Nothing works, not large or small cap stocks in the United States, not international or emerging stocks, not Treasuries, quality bonds, commodities or real estate. Most of them are down, and those that are up are doing so by percentages below single digits.
It is anything but unique in history. Normally, when something falls, something else wins. In the midst of the financial catastrophe of 2008, treasury bills rallied. In 1974, raw materials were a glimmer of hope. In 2002, it was the REITs. In 2018, there is nowhere to go.
Clissold has a villain: the evaporation of the central bank stimulus.
“Markets have raised concerns about how asset prices would handle the removal of ultra-relaxed monetary policies,” said Clissold, chief U.S. strategist at Ned Davis Research, in a note released last week. . In previous episodes of market turmoil, “there was a bull market somewhere.”
The Federal Reserve has raised rates eight times since 2015, and policymakers in Europe and Japan are slowly ending their accommodative programs. This, along with concerns about global growth, has soured investor sentiment across the board.

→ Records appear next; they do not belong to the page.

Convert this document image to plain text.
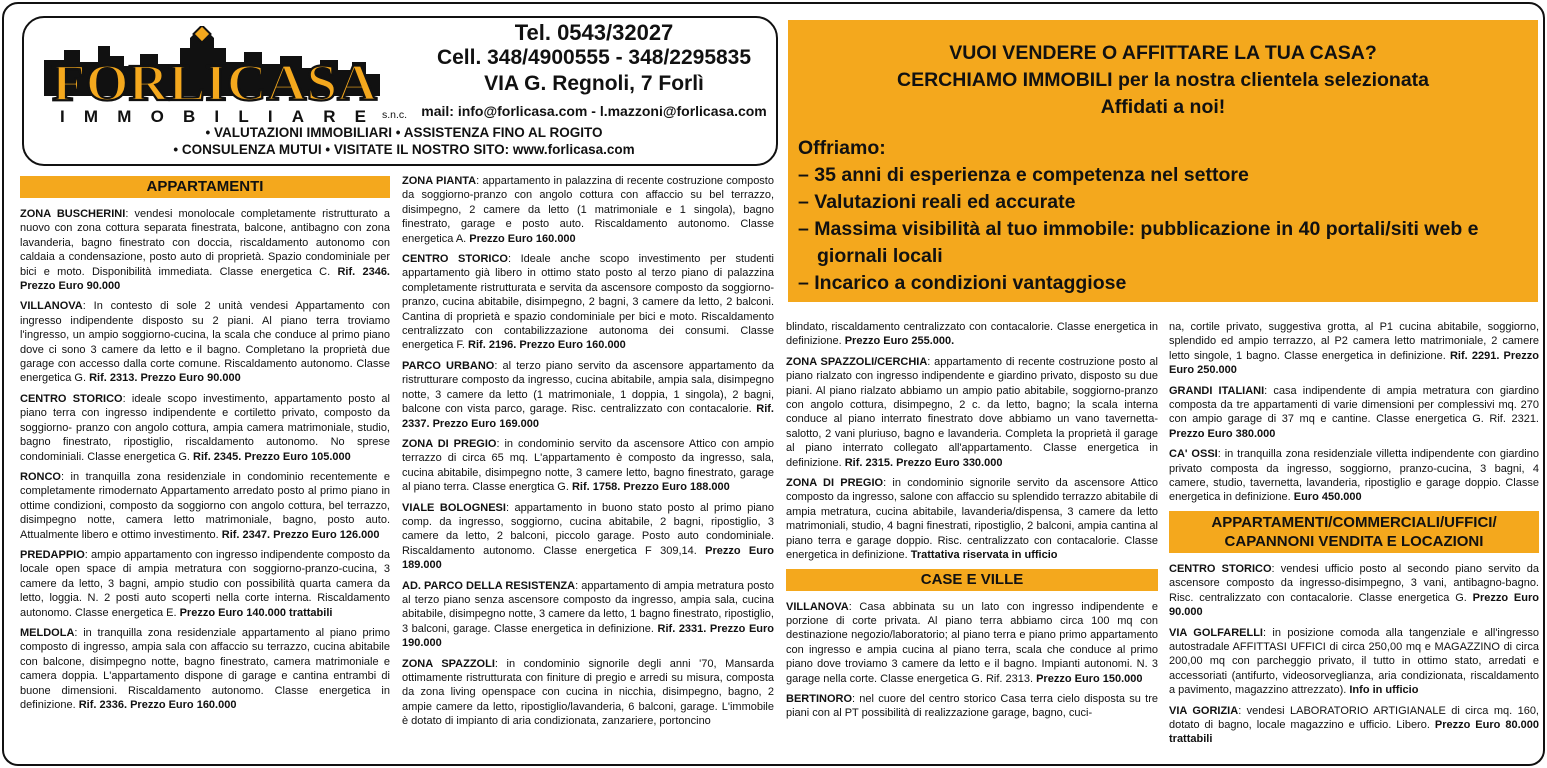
FORLICASA
IMMOBILIARE s.n.c.
Tel. 0543/32027
Cell. 348/4900555 - 348/2295835
VIA G. Regnoli, 7 Forlì
mail: info@forlicasa.com - l.mazzoni@forlicasa.com
• VALUTAZIONI IMMOBILIARI • ASSISTENZA FINO AL ROGITO
• CONSULENZA MUTUI • VISITATE IL NOSTRO SITO: www.forlicasa.com
VUOI VENDERE O AFFITTARE LA TUA CASA?
CERCHIAMO IMMOBILI per la nostra clientela selezionata
Affidati a noi!
Offriamo:
– 35 anni di esperienza e competenza nel settore
– Valutazioni reali ed accurate
– Massima visibilità al tuo immobile: pubblicazione in 40 portali/siti web e
giornali locali
– Incarico a condizioni vantaggiose
APPARTAMENTI

ZONA BUSCHERINI: vendesi monolocale completamente ristrutturato a nuovo con zona cottura separata finestrata, balcone, antibagno con zona lavanderia, bagno finestrato con doccia, riscaldamento autonomo con caldaia a condensazione, posto auto di proprietà. Spazio condominiale per bici e moto. Disponibilità immediata. Classe energetica C. Rif. 2346. Prezzo Euro 90.000

VILLANOVA: In contesto di sole 2 unità vendesi Appartamento con ingresso indipendente disposto su 2 piani. Al piano terra troviamo l'ingresso, un ampio soggiorno-cucina, la scala che conduce al primo piano dove ci sono 3 camere da letto e il bagno. Completano la proprietà due garage con accesso dalla corte comune. Riscaldamento autonomo. Classe energetica G. Rif. 2313. Prezzo Euro 90.000

CENTRO STORICO: ideale scopo investimento, appartamento posto al piano terra con ingresso indipendente e cortiletto privato, composto da soggiorno- pranzo con angolo cottura, ampia camera matrimoniale, studio, bagno finestrato, ripostiglio, riscaldamento autonomo. No sprese condominiali. Classe energetica G. Rif. 2345. Prezzo Euro 105.000

RONCO: in tranquilla zona residenziale in condominio recentemente e completamente rimodernato Appartamento arredato posto al primo piano in ottime condizioni, composto da soggiorno con angolo cottura, bel terrazzo, disimpegno notte, camera letto matrimoniale, bagno, posto auto. Attualmente libero e ottimo investimento. Rif. 2347. Prezzo Euro 126.000

PREDAPPIO: ampio appartamento con ingresso indipendente composto da locale open space di ampia metratura con soggiorno-pranzo-cucina, 3 camere da letto, 3 bagni, ampio studio con possibilità quarta camera da letto, loggia. N. 2 posti auto scoperti nella corte interna. Riscaldamento autonomo. Classe energetica E. Prezzo Euro 140.000 trattabili

MELDOLA: in tranquilla zona residenziale appartamento al piano primo composto di ingresso, ampia sala con affaccio su terrazzo, cucina abitabile con balcone, disimpegno notte, bagno finestrato, camera matrimoniale e camera doppia. L'appartamento dispone di garage e cantina entrambi di buone dimensioni. Riscaldamento autonomo. Classe energetica in definizione. Rif. 2336. Prezzo Euro 160.000

ZONA PIANTA: appartamento in palazzina di recente costruzione composto da soggiorno-pranzo con angolo cottura con affaccio su bel terrazzo, disimpegno, 2 camere da letto (1 matrimoniale e 1 singola), bagno finestrato, garage e posto auto. Riscaldamento autonomo. Classe energetica A. Prezzo Euro 160.000

CENTRO STORICO: Ideale anche scopo investimento per studenti appartamento già libero in ottimo stato posto al terzo piano di palazzina completamente ristrutturata e servita da ascensore composto da soggiorno-pranzo, cucina abitabile, disimpegno, 2 bagni, 3 camere da letto, 2 balconi. Cantina di proprietà e spazio condominiale per bici e moto. Riscaldamento centralizzato con contabilizzazione autonoma dei consumi. Classe energetica F. Rif. 2196. Prezzo Euro 160.000

PARCO URBANO: al terzo piano servito da ascensore appartamento da ristrutturare composto da ingresso, cucina abitabile, ampia sala, disimpegno notte, 3 camere da letto (1 matrimoniale, 1 doppia, 1 singola), 2 bagni, balcone con vista parco, garage. Risc. centralizzato con contacalorie. Rif. 2337. Prezzo Euro 169.000

ZONA DI PREGIO: in condominio servito da ascensore Attico con ampio terrazzo di circa 65 mq. L'appartamento è composto da ingresso, sala, cucina abitabile, disimpegno notte, 3 camere letto, bagno finestrato, garage al piano terra. Classe energtica G. Rif. 1758. Prezzo Euro 188.000

VIALE BOLOGNESI: appartamento in buono stato posto al primo piano comp. da ingresso, soggiorno, cucina abitabile, 2 bagni, ripostiglio, 3 camere da letto, 2 balconi, piccolo garage. Posto auto condominiale. Riscaldamento autonomo. Classe energetica F 309,14. Prezzo Euro 189.000

AD. PARCO DELLA RESISTENZA: appartamento di ampia metratura posto al terzo piano senza ascensore composto da ingresso, ampia sala, cucina abitabile, disimpegno notte, 3 camere da letto, 1 bagno finestrato, ripostiglio, 3 balconi, garage. Classe energetica in definizione. Rif. 2331. Prezzo Euro 190.000

ZONA SPAZZOLI: in condominio signorile degli anni '70, Mansarda ottimamente ristrutturata con finiture di pregio e arredi su misura, composta da zona living openspace con cucina in nicchia, disimpegno, bagno, 2 ampie camere da letto, ripostiglio/lavanderia, 6 balconi, garage. L'immobile è dotato di impianto di aria condizionata, zanzariere, portoncino

blindato, riscaldamento centralizzato con contacalorie. Classe energetica in definizione. Prezzo Euro 255.000.

ZONA SPAZZOLI/CERCHIA: appartamento di recente costruzione posto al piano rialzato con ingresso indipendente e giardino privato, disposto su due piani. Al piano rialzato abbiamo un ampio patio abitabile, soggiorno-pranzo con angolo cottura, disimpegno, 2 c. da letto, bagno; la scala interna conduce al piano interrato finestrato dove abbiamo un vano tavernetta-salotto, 2 vani pluriuso, bagno e lavanderia. Completa la proprietà il garage al piano interrato collegato all'appartamento. Classe energetica in definizione. Rif. 2315. Prezzo Euro 330.000

ZONA DI PREGIO: in condominio signorile servito da ascensore Attico composto da ingresso, salone con affaccio su splendido terrazzo abitabile di ampia metratura, cucina abitabile, lavanderia/dispensa, 3 camere da letto matrimoniali, studio, 4 bagni finestrati, ripostiglio, 2 balconi, ampia cantina al piano terra e garage doppio. Risc. centralizzato con contacalorie. Classe energetica in definizione. Trattativa riservata in ufficio

CASE E VILLE

VILLANOVA: Casa abbinata su un lato con ingresso indipendente e porzione di corte privata. Al piano terra abbiamo circa 100 mq con destinazione negozio/laboratorio; al piano terra e piano primo appartamento con ingresso e ampia cucina al piano terra, scala che conduce al primo piano dove troviamo 3 camere da letto e il bagno. Impianti autonomi. N. 3 garage nella corte. Classe energetica G. Rif. 2313. Prezzo Euro 150.000

BERTINORO: nel cuore del centro storico Casa terra cielo disposta su tre piani con al PT possibilità di realizzazione garage, bagno, cuci-

na, cortile privato, suggestiva grotta, al P1 cucina abitabile, soggiorno, splendido ed ampio terrazzo, al P2 camera letto matrimoniale, 2 camere letto singole, 1 bagno. Classe energetica in definizione. Rif. 2291. Prezzo Euro 250.000

GRANDI ITALIANI: casa indipendente di ampia metratura con giardino composta da tre appartamenti di varie dimensioni per complessivi mq. 270 con ampio garage di 37 mq e cantine. Classe energetica G. Rif. 2321. Prezzo Euro 380.000

CA' OSSI: in tranquilla zona residenziale villetta indipendente con giardino privato composta da ingresso, soggiorno, pranzo-cucina, 3 bagni, 4 camere, studio, tavernetta, lavanderia, ripostiglio e garage doppio. Classe energetica in definizione. Euro 450.000

APPARTAMENTI/COMMERCIALI/UFFICI/
CAPANNONI VENDITA E LOCAZIONI

CENTRO STORICO: vendesi ufficio posto al secondo piano servito da ascensore composto da ingresso-disimpegno, 3 vani, antibagno-bagno. Risc. centralizzato con contacalorie. Classe energetica G. Prezzo Euro 90.000

VIA GOLFARELLI: in posizione comoda alla tangenziale e all'ingresso autostradale AFFITTASI UFFICI di circa 250,00 mq e MAGAZZINO di circa 200,00 mq con parcheggio privato, il tutto in ottimo stato, arredati e accessoriati (antifurto, videosorveglianza, aria condizionata, riscaldamento a pavimento, magazzino attrezzato). Info in ufficio

VIA GORIZIA: vendesi LABORATORIO ARTIGIANALE di circa mq. 160, dotato di bagno, locale magazzino e ufficio. Libero. Prezzo Euro 80.000 trattabili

This week, optimism about a temporary truce in the US-China trade war proved short-lived as Brexit worries about a flattening of the yield curve and slower global growth. have settled in. On Tuesday, the S&P 500 Index posted its fifth decline of more than 3% this year.
All in all, the S&P 500 index was up 1% for the year and US investment grade debt fell 1.6%. Developing country equities fell 12%, while the Bloomberg Barclays Long Term US Treasury Total Return Index was down 6.4%.